Origins of the role

Caldicott Guardians derive their name and inspiration from the Government Review of Patient-Identifiable Information, chaired by Dame Fiona Caldicott, which reported in December 1997. One of its recommendations was that “a senior person, preferably a health professional, should be nominated in each health organisation to act as a guardian, responsible for safeguarding the confidentiality of patient information.” The report also set out six principles for determining when confidential information might be used and when it should not. These six Caldicott Principles have since helped Caldicott Guardians to make balanced judgements for their organisations.

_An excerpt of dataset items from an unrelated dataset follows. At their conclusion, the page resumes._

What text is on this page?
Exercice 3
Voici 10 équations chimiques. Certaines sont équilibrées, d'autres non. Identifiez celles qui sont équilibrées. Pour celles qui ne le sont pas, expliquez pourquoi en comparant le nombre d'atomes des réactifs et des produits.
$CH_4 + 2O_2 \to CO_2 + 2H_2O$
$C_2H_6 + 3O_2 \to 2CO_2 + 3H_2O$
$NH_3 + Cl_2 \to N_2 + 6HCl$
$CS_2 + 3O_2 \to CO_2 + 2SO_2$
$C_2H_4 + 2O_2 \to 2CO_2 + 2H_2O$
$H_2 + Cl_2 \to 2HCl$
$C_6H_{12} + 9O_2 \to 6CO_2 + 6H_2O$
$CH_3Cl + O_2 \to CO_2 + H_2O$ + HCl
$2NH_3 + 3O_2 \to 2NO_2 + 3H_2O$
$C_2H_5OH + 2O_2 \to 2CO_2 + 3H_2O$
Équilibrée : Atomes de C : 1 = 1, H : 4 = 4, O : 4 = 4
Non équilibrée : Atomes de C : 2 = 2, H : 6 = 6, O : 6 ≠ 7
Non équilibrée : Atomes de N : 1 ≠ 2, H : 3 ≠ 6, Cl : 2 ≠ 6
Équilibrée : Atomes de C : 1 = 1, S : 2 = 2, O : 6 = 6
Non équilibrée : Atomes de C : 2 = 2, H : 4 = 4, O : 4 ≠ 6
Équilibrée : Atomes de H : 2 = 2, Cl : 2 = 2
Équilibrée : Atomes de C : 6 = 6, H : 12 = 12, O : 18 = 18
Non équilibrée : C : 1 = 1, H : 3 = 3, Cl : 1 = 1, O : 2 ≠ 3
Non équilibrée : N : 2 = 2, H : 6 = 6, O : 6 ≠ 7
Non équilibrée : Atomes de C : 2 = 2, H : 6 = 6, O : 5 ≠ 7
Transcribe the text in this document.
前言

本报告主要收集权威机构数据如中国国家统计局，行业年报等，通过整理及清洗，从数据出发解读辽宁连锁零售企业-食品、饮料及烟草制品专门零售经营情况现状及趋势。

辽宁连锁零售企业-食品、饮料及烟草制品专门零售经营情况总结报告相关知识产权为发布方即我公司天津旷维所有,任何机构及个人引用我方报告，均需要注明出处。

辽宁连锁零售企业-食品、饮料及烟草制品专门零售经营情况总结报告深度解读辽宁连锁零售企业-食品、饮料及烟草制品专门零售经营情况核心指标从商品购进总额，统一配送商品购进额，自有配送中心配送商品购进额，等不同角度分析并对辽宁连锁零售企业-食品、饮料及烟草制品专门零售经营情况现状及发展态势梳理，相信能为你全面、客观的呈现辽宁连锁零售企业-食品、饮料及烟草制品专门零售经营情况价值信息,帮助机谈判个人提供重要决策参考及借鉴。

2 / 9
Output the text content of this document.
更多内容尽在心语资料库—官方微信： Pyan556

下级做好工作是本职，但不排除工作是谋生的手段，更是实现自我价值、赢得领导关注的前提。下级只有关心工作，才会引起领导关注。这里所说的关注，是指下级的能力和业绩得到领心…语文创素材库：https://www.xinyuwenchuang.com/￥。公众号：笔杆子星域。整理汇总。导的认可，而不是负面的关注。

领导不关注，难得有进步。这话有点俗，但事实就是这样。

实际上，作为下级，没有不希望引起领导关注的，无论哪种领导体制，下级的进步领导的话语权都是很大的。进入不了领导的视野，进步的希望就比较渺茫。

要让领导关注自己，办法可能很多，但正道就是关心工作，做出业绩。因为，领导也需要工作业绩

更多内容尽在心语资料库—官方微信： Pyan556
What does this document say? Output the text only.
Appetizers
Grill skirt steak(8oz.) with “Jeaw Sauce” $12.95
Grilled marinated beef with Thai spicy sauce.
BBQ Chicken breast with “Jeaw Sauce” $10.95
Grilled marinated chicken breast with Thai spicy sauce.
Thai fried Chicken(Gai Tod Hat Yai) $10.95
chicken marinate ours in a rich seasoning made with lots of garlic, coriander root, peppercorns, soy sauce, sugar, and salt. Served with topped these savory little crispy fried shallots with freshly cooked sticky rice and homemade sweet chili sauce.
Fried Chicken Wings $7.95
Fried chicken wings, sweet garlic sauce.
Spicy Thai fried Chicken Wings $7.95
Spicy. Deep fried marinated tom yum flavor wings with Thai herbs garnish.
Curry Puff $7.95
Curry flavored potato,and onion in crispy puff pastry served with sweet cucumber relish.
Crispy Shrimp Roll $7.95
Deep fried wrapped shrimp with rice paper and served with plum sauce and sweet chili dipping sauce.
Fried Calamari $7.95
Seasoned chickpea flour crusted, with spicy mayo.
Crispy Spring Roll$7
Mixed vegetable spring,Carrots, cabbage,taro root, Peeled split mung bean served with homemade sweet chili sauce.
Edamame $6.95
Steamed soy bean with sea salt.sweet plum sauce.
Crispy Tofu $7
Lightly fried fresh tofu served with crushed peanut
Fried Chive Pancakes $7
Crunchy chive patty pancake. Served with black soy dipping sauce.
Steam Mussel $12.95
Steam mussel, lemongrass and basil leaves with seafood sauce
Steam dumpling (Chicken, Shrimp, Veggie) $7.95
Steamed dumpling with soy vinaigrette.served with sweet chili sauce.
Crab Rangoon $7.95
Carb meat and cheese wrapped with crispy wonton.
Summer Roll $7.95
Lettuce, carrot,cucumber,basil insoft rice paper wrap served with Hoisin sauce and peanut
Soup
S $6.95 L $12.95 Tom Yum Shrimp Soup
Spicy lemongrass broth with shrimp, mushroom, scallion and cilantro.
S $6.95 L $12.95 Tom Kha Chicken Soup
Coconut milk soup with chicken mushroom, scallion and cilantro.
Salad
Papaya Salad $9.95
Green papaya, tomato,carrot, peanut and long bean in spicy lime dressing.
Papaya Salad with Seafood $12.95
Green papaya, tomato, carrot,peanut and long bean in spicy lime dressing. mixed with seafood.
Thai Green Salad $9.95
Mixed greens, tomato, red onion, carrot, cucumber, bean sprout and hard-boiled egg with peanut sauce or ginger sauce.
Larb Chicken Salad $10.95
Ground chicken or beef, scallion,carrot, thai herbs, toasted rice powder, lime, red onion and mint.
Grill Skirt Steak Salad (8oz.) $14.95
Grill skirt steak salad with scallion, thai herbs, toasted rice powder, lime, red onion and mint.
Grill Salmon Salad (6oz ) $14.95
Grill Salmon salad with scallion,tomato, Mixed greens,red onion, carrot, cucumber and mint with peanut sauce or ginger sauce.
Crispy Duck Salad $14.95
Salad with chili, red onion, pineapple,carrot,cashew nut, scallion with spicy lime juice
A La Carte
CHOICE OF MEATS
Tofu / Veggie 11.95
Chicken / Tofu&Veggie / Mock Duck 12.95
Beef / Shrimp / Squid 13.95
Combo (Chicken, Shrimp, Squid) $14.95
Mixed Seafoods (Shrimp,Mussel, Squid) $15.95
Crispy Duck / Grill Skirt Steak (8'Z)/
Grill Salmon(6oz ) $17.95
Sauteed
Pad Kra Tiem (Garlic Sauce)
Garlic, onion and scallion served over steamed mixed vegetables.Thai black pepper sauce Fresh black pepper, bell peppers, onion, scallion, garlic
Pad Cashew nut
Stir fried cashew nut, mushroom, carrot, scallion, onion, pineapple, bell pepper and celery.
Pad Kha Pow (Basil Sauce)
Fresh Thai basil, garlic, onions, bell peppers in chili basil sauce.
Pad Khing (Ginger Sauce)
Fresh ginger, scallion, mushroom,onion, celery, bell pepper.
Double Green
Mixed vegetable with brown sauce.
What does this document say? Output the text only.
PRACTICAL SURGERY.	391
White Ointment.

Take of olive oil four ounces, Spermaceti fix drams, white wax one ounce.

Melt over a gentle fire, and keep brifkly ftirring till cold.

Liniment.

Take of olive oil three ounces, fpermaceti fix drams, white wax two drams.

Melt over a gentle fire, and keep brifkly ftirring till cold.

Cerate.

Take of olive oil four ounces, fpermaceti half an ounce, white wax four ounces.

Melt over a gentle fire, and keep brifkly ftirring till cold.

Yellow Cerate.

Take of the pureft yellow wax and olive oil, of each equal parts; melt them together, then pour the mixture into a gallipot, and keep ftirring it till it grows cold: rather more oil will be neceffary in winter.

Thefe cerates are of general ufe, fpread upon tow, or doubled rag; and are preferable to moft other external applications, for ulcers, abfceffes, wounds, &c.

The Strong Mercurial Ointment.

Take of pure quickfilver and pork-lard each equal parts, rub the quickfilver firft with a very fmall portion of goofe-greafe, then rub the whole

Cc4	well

In 2013 Dame Fiona completed an Information Governance Review, which has come to be known as the Caldicott 2 report. It confirmed the enduring relevance of the six principles, but added a seventh which says that “the duty to share information can be as important as the duty to protect patient confidentiality.” The principles were updated in December 2020 and a new, eighth principle added to enhance public trust in the safe use of their personal information.

In 2014 Dame Fiona was appointed to be the first National Data Guardian for health and social care in England; this became a statutory role in 2018. Dame Fiona remained in post until her death in February 2021. Dr Nicola Byrne is the current post holder, having been appointed in March 2021.

NHS organisations have been required to have a Caldicott Guardian since 1999 (HSC 1999/012), and Local Authorities in England providing social care social care since 2002 (HSC 2002/003 LAC(2002)2). The sharing of health information to benefit service users in social care is just as important as it is in the NHS. However, although having a Caldicott Guardian became mandatory in both sectors, it was left to individual organisations to determine how they would operate.

Although the NHS is governed separately in England and in the devolved administrations in Wales, Scotland and Northern Ireland, all four nations have chosen to have Caldicott Guardians or equivalent roles. There are some differences however: for example, in Scotland Caldicott Guardians are only required in the NHS, and there are subtle differences in legislation and common law, although all four are bound by the UK Data Protection Act and the UK General Data Protection Regulation (UK GDPR).